A- Les cadres scolaires : l'organisation du temps.

L'instituteur débutant a reçu les consignes de son Directeur. Parmi ces consignes, certaines touchent aux tableaux réglementaires à afficher à l'intérieur- de la classe. Enumérons-les d'abord:

 l/ Répartition annuelle.

2/ Répartition mensuelle.

3/ Emploi du temps.

4/ Liste des morceaux choisis et des chants                       5/Tableau de scolarité concernant les élèves

Nous examinerons rapidement chacun de ces documents, chercherons leur raison d'être et essaierons de dégager quelques principes directeurs utiles à leur élaboration.

 

1- RÉPARTITION ANNUELLE

Il s'agit en somme du programme de chaque matière à enseigner, réparti sur les neuf mois et. demi de l'année scolaire. Il peut paraître présomptueux de détailler ce programme à l'avance et de prévoir de la sorte en octobre ce que l'on enseignera au mois de mai. Il est évident que le maître ne sait jamais s'il lui faudra une ou deux leçons pour faire acquérir telle ou telle notion, s'il ne sera pas amené à reprendre en révision telle partie du programme, mal assimilée par ses élèves.

Sans doute, une bonne répartition tient compte de ces retours en arrière. Elle lient compte aussi du fait qu'une notion n'est jamais acquise en une seule séance, mais grâce à la répartition d'exercices qui s'y rapportent. Aussi une répartition annuelle devra laisser une part importante aux révisions ou aux arrêts-bilans.

Mais ici, nous devons préciser ce que nous entendons par arrêts-bilans. Nous devons dire au moins que le mot "arrêts-bilans" ne doit: jamais masquer l’indigence de certaines préparations. Un maître qui, n'ayant pas prévu une leçon, inscrivait sur son cahier-journal : "Révision ou arrêt-bilans et soumettrait à ses élèves un exercice vaguement vu déjà quelque temps auparavant, n'aurait pas organisé un véritable arrêt-bilan. Le temps consacré à celui-ci ne saurait être à aucun moment un temps mort. Si la dernière semaine de la période ou du trimestre par exemple, est réservée à l'arrêt-hilan du programme, il importe de savoir quels points vont. être revus, dans quel ordre et par quels moyens ils seront revus.

 

    COMMENT ÉLABORER UNE RÉPARTITION ANNUELLE ?

Deux procédés sont à proscrire : d'abord celui qui consiste à recopier une répartition déjà faite (soit par le maître de l'année précédente, soit, par un collègue). De ce travail de copie, le jeune maître ne tire pas grand chose.
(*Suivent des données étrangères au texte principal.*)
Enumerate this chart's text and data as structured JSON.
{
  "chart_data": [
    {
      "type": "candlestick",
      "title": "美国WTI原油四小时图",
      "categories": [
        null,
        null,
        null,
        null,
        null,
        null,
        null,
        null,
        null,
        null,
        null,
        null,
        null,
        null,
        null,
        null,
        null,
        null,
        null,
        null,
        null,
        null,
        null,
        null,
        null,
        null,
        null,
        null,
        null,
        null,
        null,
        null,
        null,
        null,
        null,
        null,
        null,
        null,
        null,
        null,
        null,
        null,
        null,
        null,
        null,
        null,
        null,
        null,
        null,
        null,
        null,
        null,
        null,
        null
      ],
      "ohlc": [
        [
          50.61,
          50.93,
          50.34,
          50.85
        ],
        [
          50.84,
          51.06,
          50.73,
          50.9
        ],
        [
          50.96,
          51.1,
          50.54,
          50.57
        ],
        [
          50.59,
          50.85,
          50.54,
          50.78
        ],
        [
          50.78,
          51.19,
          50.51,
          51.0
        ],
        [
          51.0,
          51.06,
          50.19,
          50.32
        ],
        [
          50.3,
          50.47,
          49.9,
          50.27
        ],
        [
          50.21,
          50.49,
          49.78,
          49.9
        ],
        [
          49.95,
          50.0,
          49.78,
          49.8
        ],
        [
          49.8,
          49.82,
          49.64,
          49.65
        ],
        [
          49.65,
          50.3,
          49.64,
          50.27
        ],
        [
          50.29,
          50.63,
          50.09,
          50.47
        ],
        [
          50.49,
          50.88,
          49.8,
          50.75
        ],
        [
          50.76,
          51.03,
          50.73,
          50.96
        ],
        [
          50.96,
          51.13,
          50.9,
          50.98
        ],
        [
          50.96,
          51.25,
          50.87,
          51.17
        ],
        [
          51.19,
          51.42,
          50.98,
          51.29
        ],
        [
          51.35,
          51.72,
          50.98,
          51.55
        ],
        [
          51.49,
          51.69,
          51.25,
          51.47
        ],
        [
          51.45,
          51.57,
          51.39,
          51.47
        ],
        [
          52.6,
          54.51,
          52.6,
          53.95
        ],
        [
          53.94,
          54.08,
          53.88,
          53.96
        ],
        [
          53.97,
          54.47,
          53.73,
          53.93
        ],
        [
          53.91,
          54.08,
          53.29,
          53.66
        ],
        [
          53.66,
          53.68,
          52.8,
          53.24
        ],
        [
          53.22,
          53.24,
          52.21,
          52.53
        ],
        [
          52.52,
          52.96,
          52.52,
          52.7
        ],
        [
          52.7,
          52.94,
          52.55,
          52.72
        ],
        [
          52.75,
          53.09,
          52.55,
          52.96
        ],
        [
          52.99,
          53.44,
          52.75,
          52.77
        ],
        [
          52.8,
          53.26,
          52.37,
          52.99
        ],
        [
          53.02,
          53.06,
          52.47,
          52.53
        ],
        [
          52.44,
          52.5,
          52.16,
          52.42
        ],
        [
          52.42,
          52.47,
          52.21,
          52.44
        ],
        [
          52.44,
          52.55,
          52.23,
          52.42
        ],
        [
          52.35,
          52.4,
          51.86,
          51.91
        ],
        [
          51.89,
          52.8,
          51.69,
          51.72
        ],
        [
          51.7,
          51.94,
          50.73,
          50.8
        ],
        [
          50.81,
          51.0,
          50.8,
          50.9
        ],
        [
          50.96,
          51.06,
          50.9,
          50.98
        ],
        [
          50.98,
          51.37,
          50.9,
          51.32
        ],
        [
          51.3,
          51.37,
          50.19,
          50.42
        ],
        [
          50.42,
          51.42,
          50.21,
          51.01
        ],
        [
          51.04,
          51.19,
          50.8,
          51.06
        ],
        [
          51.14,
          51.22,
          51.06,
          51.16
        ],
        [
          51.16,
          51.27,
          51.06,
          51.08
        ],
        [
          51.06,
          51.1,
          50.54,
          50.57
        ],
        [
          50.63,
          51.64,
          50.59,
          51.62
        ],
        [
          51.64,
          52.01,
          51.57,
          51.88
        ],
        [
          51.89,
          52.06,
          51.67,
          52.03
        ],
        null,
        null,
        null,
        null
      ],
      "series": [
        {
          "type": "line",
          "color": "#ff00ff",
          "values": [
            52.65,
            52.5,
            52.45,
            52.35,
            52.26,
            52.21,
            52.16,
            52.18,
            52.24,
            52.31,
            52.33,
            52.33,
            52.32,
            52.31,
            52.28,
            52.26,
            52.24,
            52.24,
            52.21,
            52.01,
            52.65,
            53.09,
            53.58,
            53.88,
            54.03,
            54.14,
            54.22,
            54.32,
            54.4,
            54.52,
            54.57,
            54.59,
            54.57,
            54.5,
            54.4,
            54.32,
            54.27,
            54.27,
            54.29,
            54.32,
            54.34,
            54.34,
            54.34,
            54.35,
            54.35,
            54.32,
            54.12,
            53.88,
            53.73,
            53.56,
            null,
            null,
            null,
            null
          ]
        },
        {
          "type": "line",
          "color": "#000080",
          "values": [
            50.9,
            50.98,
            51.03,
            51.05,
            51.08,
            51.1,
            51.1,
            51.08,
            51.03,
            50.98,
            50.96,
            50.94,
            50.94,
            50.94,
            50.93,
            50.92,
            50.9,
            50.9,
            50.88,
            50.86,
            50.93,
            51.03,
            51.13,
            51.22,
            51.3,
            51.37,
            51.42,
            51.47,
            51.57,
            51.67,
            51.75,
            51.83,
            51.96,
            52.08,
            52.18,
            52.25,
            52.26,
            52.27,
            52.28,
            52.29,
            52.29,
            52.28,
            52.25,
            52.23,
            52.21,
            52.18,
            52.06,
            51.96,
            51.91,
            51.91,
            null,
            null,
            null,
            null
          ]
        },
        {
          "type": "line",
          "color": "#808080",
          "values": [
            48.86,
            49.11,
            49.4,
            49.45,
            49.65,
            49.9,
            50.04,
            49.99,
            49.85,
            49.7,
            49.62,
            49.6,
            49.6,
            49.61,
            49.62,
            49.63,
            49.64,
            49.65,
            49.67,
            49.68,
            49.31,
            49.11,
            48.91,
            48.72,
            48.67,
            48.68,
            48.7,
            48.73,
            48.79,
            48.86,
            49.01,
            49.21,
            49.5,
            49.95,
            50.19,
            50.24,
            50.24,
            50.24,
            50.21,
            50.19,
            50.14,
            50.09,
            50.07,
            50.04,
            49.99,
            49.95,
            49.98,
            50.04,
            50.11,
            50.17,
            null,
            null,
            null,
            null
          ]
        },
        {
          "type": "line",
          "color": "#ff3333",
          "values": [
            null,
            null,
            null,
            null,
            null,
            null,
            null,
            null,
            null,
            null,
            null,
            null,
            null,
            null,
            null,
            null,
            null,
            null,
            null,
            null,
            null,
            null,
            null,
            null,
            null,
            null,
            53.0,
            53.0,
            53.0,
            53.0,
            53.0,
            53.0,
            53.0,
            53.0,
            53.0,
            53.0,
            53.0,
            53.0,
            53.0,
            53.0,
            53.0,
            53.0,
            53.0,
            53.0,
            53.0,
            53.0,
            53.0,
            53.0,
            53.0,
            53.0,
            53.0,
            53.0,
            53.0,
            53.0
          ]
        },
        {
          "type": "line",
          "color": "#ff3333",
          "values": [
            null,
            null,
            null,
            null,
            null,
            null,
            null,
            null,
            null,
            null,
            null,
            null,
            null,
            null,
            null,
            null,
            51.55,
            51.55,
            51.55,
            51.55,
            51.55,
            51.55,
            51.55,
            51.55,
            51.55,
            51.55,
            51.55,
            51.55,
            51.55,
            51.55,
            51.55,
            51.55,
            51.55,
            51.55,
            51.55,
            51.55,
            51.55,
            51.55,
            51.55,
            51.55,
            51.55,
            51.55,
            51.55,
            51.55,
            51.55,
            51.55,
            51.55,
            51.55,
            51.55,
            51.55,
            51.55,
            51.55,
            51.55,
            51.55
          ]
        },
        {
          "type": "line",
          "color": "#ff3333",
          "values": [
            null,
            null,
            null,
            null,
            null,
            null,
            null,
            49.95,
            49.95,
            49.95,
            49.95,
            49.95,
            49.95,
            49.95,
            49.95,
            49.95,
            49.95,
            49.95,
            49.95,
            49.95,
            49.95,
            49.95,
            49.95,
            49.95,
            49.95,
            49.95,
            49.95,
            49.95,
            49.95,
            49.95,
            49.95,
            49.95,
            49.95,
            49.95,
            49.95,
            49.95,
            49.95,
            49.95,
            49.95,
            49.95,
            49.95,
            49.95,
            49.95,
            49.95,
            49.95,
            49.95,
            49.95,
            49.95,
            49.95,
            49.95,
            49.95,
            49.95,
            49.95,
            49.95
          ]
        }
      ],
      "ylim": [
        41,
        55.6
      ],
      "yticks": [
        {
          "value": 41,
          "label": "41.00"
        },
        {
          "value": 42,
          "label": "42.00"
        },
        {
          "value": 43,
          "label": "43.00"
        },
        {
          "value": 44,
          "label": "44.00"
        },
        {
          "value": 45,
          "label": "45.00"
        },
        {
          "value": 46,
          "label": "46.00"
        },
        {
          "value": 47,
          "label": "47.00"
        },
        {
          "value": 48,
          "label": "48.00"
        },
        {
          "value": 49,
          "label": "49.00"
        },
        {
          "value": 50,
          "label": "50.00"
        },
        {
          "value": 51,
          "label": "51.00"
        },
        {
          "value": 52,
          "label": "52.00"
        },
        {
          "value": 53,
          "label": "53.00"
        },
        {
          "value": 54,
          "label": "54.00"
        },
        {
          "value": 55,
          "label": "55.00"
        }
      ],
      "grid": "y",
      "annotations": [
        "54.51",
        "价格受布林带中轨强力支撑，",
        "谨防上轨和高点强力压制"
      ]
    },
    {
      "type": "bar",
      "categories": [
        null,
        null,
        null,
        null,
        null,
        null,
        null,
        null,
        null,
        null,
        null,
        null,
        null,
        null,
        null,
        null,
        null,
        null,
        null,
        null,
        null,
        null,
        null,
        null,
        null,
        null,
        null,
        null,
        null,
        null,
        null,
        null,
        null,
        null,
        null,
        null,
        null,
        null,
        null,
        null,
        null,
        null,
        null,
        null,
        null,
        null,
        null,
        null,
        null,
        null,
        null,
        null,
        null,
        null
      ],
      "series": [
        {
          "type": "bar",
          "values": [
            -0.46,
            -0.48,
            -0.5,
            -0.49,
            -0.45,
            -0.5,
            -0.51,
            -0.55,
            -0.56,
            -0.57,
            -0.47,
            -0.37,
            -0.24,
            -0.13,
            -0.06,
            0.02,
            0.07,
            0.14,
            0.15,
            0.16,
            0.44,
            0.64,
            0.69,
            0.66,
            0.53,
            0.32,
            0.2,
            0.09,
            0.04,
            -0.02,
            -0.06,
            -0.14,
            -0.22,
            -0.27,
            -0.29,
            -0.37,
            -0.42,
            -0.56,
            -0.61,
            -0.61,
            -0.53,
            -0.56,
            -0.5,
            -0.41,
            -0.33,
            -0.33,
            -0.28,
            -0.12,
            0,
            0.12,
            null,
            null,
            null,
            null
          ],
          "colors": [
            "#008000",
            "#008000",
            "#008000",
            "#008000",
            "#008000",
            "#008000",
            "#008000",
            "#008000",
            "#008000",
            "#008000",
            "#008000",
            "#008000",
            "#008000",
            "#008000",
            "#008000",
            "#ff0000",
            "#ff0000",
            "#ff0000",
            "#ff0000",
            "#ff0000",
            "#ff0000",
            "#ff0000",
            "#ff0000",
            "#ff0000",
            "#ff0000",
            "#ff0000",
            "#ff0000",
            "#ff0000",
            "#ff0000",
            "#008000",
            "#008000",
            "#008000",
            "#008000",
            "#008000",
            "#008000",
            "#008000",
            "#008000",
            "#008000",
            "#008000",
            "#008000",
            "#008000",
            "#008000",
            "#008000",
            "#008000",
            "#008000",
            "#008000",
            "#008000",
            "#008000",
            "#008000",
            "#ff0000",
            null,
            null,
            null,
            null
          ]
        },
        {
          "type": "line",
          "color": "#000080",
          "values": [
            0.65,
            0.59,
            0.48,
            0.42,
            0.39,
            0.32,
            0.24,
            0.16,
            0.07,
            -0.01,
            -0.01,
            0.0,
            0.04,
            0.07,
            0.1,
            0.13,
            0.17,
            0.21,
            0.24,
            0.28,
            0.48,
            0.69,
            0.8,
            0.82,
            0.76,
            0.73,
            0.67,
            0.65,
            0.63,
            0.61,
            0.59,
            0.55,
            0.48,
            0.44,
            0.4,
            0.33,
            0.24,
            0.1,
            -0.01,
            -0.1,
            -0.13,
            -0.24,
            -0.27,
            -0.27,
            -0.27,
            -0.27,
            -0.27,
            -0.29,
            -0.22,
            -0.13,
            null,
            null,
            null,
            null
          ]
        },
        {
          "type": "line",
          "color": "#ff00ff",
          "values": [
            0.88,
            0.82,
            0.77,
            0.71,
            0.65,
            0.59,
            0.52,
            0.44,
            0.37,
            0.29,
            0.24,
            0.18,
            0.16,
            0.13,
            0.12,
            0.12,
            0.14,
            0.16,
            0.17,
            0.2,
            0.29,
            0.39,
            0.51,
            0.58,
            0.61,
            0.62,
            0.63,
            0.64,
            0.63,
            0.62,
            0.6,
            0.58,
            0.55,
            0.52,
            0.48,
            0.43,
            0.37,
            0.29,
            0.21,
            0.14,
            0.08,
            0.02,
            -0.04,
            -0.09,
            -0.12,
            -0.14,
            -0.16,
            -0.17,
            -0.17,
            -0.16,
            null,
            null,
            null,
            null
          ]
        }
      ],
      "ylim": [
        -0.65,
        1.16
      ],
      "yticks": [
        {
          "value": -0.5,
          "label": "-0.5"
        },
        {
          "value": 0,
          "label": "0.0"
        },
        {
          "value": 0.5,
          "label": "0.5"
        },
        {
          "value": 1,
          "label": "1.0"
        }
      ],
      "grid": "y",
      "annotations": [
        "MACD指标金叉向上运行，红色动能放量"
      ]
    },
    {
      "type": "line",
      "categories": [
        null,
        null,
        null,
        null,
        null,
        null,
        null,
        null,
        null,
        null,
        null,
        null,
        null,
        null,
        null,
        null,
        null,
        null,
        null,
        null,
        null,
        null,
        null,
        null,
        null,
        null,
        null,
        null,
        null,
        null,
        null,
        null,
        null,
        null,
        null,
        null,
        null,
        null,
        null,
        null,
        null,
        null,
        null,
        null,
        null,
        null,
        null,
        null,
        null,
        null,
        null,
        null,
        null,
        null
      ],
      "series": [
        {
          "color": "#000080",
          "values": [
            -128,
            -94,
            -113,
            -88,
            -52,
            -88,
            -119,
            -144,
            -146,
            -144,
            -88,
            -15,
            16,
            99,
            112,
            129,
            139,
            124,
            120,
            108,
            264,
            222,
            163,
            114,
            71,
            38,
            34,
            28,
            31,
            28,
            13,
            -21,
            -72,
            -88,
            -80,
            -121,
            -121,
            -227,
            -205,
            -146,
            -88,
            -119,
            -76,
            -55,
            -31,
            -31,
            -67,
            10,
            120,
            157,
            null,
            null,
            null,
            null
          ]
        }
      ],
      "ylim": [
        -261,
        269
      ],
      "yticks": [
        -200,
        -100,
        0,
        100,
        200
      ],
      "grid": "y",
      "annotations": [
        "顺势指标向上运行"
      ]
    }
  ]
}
D'autre part, les conditions de travail, d'une classe à l'autre, changent sensiblement. Ici, les élèves sont moins nombreux. Là, ils sont plus âgés. Ailleurs encore, ils ont mieux réussi le cours précédent. Le rythme des acquisitions ne sera donc pas partout le même.

Le second procédé à proscrire consisterait à ouvrir un manuel à la table des matières et à diviser le nombre de chapitres en neuf parties (une pour chaque mois). Si cette façon d'agir peut, paraître rationnelle, dans certains cas, elle ne l'est guère lorsqu'on pense que la plupart des manuels méritent d'être allégés : un choix s'impose.

Il reste que les manuels peuvent évidemment aider le maître et lui éviter de grossières erreurs. Il s'y référera surtout pour établir l'ordre d'acquisition des connaissances.

Ces répartitions, donc, ne sont pas de simples tableaux établis pour la forme affichés pour être en règle avec la législation scolaire ou pour satisfaire l'inspecteur qui ne manque pas d'y jeter un coup d'oeil lors de ses visites. Elles sont des instruments de travail. Elles permettent, d'abord de savoir ce que l'on va enseigner. Elles évitent de se trouver pris de court de parvenir au mois de juin sans avoir vu tout le programme. Si le maître les conçoit de manière assez souple pour permettre les révisions indispensables, elles lui seront d'un grand secours pour entreprendre et mener à bien un enseignement méthodique.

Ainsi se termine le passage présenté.